PORTAL MIASTA GDAŃSKA

Kupferschmidt i tworzenie miejskiej sieci

Kupferschmidt i tworzenie miejskiej sieci
Kiedy mówi się o trwającej ponad półtora wieku historii gdańskiej komunikacji tramwajowej, nie sposób nie przywołać postaci Oskara Kupferschmidta.
Więcej artykułów poświęconych Gdańskowi znajdziesz na stronie głównej gdansk.pl
Oskar Kupferschmidt przez pół wieku kierował gdańskimi spółkami tramwajowymi; rysunek Anny Bromont
Fot. Internet / Gedanopedia

To on przez pięćdziesiąt lat kierował firmami, które zapewniały gdańszczanom możliwości przemieszczania się i tworzyły coraz bardziej rozbudowaną sieć tramwajowych linii.

Oskar Kupferschmidt urodził się w 1844 roku w rodzinie gdańskiego kupca, Heinricha Kupferschmida mieszkającego przy ulicy Świętego Ducha 85, który był dzierżawcą wytwórni i probierni likieru „Pod Łososiem” oraz kolekcjonerem sztuki.

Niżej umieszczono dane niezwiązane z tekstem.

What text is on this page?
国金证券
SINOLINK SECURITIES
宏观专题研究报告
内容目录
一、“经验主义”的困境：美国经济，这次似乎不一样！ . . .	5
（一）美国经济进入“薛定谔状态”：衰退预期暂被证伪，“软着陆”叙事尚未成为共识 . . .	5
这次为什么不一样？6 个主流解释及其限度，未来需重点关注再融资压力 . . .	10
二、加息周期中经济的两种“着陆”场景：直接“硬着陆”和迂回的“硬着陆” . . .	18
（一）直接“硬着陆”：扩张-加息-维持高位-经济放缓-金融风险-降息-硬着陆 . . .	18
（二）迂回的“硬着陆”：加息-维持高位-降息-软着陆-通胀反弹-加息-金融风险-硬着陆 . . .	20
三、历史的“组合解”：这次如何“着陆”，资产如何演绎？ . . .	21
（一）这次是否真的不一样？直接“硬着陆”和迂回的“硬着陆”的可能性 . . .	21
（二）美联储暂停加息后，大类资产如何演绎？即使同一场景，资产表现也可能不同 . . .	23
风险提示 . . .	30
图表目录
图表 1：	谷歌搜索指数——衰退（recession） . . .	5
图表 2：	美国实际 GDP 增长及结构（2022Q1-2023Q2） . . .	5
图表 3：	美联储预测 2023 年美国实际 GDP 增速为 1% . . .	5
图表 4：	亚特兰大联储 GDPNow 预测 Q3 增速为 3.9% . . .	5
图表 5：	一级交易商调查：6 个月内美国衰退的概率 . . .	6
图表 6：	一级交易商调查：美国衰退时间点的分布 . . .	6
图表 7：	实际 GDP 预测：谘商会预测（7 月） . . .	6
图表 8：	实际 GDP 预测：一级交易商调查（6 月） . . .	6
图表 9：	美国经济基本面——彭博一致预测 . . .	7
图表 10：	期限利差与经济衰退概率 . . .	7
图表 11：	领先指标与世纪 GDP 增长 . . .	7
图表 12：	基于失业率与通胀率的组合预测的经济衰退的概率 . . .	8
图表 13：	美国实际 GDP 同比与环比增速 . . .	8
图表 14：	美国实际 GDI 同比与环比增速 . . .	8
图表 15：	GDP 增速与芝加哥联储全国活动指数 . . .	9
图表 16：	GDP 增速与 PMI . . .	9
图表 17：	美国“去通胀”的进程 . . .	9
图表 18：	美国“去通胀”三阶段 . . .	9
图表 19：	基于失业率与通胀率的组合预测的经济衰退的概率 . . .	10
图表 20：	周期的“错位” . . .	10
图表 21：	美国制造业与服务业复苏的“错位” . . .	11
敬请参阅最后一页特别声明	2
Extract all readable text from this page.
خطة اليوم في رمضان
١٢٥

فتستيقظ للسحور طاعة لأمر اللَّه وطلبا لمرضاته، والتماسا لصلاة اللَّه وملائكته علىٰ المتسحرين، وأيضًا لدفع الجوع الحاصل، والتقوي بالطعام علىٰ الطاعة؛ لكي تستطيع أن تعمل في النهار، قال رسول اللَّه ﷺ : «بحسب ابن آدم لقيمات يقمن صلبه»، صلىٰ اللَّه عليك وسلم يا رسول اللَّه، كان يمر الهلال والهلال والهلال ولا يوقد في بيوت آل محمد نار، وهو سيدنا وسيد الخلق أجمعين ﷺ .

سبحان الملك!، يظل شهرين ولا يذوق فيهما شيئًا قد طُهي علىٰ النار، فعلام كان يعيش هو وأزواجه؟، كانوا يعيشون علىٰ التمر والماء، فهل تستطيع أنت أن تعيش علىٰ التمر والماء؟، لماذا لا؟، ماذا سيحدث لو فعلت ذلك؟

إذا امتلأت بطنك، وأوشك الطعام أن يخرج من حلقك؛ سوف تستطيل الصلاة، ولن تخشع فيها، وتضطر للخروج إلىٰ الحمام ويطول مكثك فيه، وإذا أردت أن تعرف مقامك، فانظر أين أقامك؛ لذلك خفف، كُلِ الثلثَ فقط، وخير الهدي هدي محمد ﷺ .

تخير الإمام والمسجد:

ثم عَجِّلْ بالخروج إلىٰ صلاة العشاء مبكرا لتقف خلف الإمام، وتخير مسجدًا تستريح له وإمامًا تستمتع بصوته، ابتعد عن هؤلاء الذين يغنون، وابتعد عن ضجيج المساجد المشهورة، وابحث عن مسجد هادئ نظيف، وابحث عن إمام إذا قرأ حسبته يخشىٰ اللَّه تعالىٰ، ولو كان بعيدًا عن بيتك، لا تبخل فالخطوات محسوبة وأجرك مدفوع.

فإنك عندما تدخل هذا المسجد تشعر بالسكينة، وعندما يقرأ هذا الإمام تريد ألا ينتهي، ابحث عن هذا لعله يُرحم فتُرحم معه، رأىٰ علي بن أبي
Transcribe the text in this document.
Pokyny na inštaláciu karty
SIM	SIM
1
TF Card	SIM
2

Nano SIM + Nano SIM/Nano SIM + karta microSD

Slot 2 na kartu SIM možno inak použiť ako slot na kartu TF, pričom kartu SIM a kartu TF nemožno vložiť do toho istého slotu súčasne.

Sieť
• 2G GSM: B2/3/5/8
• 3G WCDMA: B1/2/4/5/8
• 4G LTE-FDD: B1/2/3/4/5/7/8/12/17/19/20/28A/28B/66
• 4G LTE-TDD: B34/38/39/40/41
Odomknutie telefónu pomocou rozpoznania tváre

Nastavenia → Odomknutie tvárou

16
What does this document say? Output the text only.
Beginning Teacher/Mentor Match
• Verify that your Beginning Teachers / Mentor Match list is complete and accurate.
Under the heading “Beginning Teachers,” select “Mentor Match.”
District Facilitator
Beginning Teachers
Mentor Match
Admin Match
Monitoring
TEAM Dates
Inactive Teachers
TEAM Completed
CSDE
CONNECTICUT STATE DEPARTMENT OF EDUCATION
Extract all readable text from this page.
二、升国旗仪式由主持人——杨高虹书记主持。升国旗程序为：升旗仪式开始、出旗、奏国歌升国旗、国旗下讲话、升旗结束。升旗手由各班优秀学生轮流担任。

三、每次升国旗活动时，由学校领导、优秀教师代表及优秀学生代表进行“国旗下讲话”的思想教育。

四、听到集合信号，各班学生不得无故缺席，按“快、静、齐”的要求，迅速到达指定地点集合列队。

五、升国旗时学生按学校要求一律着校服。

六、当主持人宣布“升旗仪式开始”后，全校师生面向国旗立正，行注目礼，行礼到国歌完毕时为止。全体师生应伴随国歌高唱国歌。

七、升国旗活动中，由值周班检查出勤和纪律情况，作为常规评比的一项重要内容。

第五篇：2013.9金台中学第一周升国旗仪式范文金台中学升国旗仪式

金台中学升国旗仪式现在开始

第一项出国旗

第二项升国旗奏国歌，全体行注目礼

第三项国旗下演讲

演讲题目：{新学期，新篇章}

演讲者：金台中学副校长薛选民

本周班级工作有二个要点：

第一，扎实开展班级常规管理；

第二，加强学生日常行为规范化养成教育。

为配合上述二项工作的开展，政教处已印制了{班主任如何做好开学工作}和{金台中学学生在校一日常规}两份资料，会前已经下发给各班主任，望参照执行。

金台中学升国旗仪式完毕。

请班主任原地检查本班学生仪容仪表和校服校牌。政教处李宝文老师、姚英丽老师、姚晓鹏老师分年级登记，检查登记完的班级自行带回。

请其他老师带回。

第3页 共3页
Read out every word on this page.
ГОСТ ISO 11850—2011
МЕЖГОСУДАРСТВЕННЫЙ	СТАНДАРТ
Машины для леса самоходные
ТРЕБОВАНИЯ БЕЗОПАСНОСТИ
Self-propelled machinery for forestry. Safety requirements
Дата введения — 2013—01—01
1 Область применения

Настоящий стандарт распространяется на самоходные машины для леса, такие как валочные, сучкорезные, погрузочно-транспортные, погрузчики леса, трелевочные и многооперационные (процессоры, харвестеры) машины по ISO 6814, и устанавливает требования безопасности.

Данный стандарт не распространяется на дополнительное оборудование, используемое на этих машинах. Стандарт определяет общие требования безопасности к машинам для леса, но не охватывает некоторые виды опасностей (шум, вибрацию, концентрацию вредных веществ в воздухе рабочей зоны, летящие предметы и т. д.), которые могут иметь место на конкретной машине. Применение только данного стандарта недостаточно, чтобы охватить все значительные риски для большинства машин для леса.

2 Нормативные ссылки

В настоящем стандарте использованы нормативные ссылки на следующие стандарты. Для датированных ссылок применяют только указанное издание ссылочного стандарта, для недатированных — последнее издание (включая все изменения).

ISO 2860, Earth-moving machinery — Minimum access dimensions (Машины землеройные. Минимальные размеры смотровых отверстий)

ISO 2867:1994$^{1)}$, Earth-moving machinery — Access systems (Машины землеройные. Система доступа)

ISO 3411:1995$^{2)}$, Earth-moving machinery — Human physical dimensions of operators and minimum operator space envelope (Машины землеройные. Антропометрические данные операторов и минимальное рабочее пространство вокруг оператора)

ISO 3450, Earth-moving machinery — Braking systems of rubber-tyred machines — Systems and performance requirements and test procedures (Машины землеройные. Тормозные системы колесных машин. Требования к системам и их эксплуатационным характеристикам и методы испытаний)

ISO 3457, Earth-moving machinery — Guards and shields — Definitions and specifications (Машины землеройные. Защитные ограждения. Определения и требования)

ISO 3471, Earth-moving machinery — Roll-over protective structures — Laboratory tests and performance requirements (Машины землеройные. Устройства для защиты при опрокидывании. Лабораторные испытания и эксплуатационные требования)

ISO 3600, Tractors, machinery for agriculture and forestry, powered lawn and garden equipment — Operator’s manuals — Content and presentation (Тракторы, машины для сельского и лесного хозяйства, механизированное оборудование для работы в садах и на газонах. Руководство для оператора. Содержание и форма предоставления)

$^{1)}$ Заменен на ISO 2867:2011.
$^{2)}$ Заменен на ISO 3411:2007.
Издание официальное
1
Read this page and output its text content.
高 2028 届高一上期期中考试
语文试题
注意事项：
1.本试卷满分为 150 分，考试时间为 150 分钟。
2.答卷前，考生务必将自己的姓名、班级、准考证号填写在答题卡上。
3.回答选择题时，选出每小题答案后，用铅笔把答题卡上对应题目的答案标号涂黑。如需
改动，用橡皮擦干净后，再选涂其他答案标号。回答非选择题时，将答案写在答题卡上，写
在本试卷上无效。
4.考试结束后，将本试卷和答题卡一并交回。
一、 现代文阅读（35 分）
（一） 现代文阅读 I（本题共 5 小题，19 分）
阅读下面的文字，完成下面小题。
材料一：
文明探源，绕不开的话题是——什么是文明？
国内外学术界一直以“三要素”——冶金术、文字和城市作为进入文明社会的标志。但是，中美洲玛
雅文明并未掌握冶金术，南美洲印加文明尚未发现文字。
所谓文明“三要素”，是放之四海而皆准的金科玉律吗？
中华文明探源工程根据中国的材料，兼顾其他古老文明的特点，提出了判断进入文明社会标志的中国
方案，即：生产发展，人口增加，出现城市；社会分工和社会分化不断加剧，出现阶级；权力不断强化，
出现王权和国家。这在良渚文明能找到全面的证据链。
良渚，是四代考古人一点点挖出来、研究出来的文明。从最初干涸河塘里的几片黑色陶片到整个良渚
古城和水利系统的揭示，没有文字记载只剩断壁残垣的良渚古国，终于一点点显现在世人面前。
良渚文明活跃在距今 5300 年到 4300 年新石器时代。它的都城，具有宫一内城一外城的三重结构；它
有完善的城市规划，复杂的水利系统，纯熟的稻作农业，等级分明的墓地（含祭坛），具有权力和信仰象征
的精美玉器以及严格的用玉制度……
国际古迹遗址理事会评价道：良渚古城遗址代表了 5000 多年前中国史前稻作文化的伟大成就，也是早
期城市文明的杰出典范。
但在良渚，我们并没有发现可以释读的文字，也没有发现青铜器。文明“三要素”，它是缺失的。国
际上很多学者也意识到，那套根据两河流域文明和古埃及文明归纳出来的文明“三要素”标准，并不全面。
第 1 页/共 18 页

Jego dziadkiem był garncarz Adalbertus, nomen omen, z ulicy Garncarskiej. Po ukończeniu szkoły realnej świętych Piotra i Pawła przy Żabim Kruku i odbyciu praktyki kupieckiej w firmach żeglugowych Oskar pracował w kilku firmach handlowych, a znaczną część młodego życia spędził w wojsku, walcząc w wojnie z Danią (1866) i Francją (1870-1871), gdzie dosłużył się stopnia podporucznika.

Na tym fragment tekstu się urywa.